Just like its brown counterpart, this robust chicken breed has strong livability and feed efficiency.
They have an average feed intake of around 107 g/day, which is less compared to the Browns.
And it reflects in their cumulative feed conversion rate which is only 2.04 kg/kg, and in their eggs which weigh around 62.5 g.
But its egg-laying capability is superior to the Bovan Browns since each hen can produce around 476 eggs within 18 to 100 weeks.
This black-feathered Bovans chicken is also robust and easy to manage. But it is relatively more prominent than its free-range Bovans brown and white counterparts since they weigh around 2206 g.
Their average feed intake in its 18th to 100th week is 121 g/day, and their feed conversion rate is 2.44 kg/kg.
However, here’s the catch. Each hen housed can only produce 445 eggs within its 18th to 100th week.
They’re still excellent layers but not as impressive as Bovans brown and white.
FAQs About Bovans Brown Chicken Breed
Here are the answers to some of the most frequently asked questions about this hybrid chicken breed.
How many eggs do Bovan Brown chickens lay?
This chicken breed can lay lots of eggs ranging between 250 to 300 eggs per year.

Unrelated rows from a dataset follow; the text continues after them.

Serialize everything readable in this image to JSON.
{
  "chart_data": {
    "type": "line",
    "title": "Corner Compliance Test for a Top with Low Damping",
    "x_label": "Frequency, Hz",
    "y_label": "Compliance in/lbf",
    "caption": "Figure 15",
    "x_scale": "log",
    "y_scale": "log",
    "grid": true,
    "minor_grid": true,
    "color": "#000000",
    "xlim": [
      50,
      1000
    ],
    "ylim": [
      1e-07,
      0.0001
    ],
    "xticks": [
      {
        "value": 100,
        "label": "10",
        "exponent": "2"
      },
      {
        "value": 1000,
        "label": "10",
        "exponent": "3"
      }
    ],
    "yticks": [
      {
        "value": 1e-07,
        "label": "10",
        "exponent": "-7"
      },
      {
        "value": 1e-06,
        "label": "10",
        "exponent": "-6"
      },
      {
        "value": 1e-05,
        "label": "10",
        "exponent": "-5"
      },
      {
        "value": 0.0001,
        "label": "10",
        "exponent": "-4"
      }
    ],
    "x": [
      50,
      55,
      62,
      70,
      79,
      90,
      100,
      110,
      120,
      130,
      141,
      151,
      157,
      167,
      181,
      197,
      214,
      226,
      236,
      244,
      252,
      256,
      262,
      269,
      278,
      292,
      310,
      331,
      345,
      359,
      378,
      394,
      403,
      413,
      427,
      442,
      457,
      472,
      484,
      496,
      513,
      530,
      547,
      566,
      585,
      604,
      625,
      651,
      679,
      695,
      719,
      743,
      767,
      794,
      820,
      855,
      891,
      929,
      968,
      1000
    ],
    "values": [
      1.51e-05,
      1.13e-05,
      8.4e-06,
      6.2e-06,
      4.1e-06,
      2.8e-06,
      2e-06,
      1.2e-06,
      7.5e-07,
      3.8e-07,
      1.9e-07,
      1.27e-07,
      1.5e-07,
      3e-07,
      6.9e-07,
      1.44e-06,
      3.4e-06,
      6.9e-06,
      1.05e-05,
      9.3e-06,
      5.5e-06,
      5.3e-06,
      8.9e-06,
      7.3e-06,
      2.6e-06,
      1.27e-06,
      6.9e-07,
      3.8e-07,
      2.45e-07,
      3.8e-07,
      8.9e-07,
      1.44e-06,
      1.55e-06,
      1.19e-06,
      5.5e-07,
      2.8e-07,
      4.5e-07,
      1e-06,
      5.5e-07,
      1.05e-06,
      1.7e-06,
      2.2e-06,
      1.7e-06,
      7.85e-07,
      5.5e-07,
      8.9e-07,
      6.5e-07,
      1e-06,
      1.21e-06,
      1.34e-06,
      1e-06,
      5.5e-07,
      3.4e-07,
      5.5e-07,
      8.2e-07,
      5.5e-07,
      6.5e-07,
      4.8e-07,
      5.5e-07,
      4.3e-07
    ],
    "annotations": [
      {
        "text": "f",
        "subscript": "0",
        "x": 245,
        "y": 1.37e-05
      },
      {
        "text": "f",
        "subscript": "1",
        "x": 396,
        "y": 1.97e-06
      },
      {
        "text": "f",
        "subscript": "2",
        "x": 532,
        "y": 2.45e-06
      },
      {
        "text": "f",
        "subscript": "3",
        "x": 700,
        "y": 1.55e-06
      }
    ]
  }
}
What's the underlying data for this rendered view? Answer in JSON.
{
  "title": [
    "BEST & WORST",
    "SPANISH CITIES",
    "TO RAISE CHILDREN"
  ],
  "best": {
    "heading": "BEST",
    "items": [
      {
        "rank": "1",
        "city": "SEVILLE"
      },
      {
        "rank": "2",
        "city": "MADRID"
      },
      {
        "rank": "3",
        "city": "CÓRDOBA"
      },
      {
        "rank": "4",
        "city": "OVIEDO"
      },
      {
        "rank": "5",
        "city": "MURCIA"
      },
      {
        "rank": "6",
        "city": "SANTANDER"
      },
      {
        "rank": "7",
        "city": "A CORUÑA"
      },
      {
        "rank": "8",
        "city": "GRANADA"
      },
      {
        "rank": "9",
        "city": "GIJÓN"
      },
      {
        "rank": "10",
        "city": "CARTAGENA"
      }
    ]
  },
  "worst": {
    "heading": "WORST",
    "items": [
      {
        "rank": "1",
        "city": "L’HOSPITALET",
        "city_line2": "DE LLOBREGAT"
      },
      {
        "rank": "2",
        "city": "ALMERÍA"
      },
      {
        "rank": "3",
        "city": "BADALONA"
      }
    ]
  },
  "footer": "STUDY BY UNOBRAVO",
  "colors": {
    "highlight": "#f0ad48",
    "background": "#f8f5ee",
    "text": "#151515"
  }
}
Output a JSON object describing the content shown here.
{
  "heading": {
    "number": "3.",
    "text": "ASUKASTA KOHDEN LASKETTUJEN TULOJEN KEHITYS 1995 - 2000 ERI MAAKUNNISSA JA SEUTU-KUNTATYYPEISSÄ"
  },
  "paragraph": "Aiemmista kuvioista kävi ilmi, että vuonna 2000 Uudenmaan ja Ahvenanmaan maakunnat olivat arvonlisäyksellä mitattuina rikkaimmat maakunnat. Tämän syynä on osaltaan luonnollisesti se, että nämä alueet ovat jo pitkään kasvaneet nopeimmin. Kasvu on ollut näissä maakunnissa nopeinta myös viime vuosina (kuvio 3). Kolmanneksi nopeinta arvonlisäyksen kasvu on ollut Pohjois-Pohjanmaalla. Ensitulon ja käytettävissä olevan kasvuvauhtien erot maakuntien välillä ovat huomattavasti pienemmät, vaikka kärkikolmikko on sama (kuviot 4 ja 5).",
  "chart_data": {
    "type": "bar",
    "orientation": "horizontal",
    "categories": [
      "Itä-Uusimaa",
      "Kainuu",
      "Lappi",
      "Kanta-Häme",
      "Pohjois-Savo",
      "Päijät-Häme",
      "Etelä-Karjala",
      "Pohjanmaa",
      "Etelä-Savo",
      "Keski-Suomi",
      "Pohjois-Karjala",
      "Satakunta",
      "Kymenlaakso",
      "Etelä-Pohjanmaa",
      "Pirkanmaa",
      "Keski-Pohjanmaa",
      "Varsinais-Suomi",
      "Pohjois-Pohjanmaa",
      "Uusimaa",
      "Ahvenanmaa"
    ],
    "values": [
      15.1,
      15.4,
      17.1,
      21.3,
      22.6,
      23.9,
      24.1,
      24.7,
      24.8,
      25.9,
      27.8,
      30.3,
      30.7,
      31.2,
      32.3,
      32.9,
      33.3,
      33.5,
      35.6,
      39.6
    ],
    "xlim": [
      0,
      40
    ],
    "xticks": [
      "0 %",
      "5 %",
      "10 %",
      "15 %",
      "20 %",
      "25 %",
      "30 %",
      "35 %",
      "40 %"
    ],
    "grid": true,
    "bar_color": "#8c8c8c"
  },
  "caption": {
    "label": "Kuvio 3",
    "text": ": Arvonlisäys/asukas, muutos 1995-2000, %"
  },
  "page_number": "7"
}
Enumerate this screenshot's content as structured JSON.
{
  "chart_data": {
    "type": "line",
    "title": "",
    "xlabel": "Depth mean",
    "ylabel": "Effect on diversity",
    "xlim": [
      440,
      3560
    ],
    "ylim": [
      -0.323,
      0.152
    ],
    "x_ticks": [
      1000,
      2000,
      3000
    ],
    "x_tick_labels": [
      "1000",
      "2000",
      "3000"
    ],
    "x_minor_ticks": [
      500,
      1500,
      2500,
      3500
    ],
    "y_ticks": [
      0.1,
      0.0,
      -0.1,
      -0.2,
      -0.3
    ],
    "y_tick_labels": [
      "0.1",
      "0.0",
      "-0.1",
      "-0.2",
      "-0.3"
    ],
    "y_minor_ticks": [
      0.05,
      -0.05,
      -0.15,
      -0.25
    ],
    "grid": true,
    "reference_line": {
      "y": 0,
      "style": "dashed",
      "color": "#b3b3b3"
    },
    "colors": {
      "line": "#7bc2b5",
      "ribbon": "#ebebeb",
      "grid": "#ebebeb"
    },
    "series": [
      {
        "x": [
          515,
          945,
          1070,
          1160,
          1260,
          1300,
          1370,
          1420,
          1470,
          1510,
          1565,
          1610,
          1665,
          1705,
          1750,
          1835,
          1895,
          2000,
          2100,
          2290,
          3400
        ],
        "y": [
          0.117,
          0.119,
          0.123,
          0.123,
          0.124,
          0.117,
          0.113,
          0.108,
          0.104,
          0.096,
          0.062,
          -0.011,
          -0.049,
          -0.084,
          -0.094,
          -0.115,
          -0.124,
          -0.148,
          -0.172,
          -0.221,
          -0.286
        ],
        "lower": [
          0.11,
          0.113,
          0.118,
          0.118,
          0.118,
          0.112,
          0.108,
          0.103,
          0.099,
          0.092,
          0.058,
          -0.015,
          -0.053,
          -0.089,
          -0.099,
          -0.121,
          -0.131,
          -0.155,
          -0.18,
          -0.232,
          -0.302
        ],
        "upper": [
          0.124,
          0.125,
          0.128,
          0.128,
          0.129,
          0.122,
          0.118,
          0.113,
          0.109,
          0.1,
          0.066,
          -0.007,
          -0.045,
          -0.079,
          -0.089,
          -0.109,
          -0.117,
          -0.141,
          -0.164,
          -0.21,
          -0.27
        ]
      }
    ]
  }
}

But they can produce more in their first year and lay around 330 eggs, proving that they’re one of the most excellent layers.
What is the lifespan of Bovan Brown chickens?
Bovan Brown chickens can live up to 3 to 4 years, but some can exceed eight years.
What color do Bovan Brown chickens lay?
Their eggs are dark brown.
Choosing a profitable chicken breed for your poultry business can be quite challenging. But the rule of thumb is to choose a breed that eats less, produces more, and has a low mortality rate.
And if you’d take those factors into account, you’ll see why Bovans Brown chickens are the go-to egg layers for many.
They are prolific egg layers with an average feed intake of 114 g/day and they produce over 300 eggs a year. On top of that, they have 94 % livability within 18 to 100 weeks.
So, they’re an excellent option for those who are looking for brown egg layers.